Short answers, pulled from the story.

Who was Humphry Davy and what did he discover?

Humphry Davy was a British chemist and inventor who lived from 1778 to 1829. He isolated several elements for the first time using electricity, including potassium and sodium in 1807 and calcium, strontium, barium, magnesium and boron the following year. He also showed that chlorine and iodine are elements, and invented the Davy lamp and an early form of arc lamp.

When and where was Humphry Davy born?

Humphry Davy was born in Penzance, Cornwall, England, on the 17th of December 1778. He was the eldest of the five children of Robert Davy, a woodcarver, and his wife Grace Millett.

Why did Humphry Davy call nitrous oxide laughing gas?

Humphry Davy nicknamed nitrous oxide laughing gas in 1799 after experimenting with it and being astonished at how it made him laugh. He breathed sixteen quarts of it for nearly seven minutes and said it absolutely intoxicated him, and he wrote about its potential as an anaesthetic to relieve pain during surgery.

What was the Davy lamp and why was it important?

The Davy lamp was a safety lamp for coal miners that enclosed the flame in iron gauze, preventing methane burning inside from igniting firedamp in the surrounding air.
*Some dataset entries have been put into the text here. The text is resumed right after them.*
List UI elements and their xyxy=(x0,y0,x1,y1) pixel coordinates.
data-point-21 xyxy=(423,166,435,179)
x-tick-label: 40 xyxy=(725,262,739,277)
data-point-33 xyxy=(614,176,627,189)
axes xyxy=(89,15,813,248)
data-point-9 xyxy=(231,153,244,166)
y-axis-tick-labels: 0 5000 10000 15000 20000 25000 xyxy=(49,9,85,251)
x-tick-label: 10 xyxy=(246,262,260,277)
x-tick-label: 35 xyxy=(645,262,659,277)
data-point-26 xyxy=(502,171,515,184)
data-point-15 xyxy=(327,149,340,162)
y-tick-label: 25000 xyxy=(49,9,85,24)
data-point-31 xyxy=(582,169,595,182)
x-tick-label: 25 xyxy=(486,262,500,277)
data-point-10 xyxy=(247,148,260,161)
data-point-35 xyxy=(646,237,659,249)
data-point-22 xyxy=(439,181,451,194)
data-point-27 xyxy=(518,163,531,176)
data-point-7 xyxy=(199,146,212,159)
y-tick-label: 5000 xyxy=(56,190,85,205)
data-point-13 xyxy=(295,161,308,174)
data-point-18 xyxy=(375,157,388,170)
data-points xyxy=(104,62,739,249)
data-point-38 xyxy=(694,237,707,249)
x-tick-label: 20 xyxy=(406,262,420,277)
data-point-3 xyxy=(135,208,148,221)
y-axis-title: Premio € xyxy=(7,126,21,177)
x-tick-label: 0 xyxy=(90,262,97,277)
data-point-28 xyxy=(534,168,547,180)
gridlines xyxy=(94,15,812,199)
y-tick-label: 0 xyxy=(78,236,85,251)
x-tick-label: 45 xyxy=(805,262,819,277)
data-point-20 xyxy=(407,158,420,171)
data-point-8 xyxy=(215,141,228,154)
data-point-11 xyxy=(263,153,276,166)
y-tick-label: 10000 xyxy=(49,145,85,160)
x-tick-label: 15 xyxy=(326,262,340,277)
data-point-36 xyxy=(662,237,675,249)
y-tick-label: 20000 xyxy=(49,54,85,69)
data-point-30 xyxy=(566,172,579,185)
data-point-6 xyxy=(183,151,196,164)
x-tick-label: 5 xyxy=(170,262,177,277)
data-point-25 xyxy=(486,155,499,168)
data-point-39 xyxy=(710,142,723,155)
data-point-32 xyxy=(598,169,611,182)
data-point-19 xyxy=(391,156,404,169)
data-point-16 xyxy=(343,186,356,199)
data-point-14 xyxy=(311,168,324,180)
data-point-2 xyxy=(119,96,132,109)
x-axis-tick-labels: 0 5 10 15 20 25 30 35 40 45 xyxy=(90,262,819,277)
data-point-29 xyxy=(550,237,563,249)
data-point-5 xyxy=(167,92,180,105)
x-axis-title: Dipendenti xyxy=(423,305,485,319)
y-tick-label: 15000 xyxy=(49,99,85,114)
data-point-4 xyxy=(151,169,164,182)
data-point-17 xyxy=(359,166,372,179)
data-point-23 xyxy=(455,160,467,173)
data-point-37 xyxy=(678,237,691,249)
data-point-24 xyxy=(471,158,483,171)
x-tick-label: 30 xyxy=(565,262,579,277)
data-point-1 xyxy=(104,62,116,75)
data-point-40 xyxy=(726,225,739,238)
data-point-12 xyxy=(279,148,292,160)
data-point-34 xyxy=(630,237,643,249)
Davy developed it after returning to England in 1815, refused to patent it, and was awarded the Rumford medal in 1816 for the invention.

How was Humphry Davy connected to Michael Faraday?

Humphry Davy hired Michael Faraday as a co-worker after a nitrogen trichloride accident in 1812, particularly to help with handwriting and record keeping. Davy is supposed to have claimed Faraday as his greatest discovery, but he also accused Faraday of plagiarism as early as 1821, and Faraday went on to become the more famous scientist.

How did Humphry Davy die?

Humphry Davy died on the 29th of May 1829 in a room at L'Hotel de la Couronne in Geneva, Switzerland, after suffering a stroke in 1826 and another on the 20th of February 1829. His will asked for no post-mortem and a delay before burial to ensure he was not merely comatose, but the city's ordinances did not allow the interval he wanted, and he was buried on the 1st of June in the Cimetiere des Rois.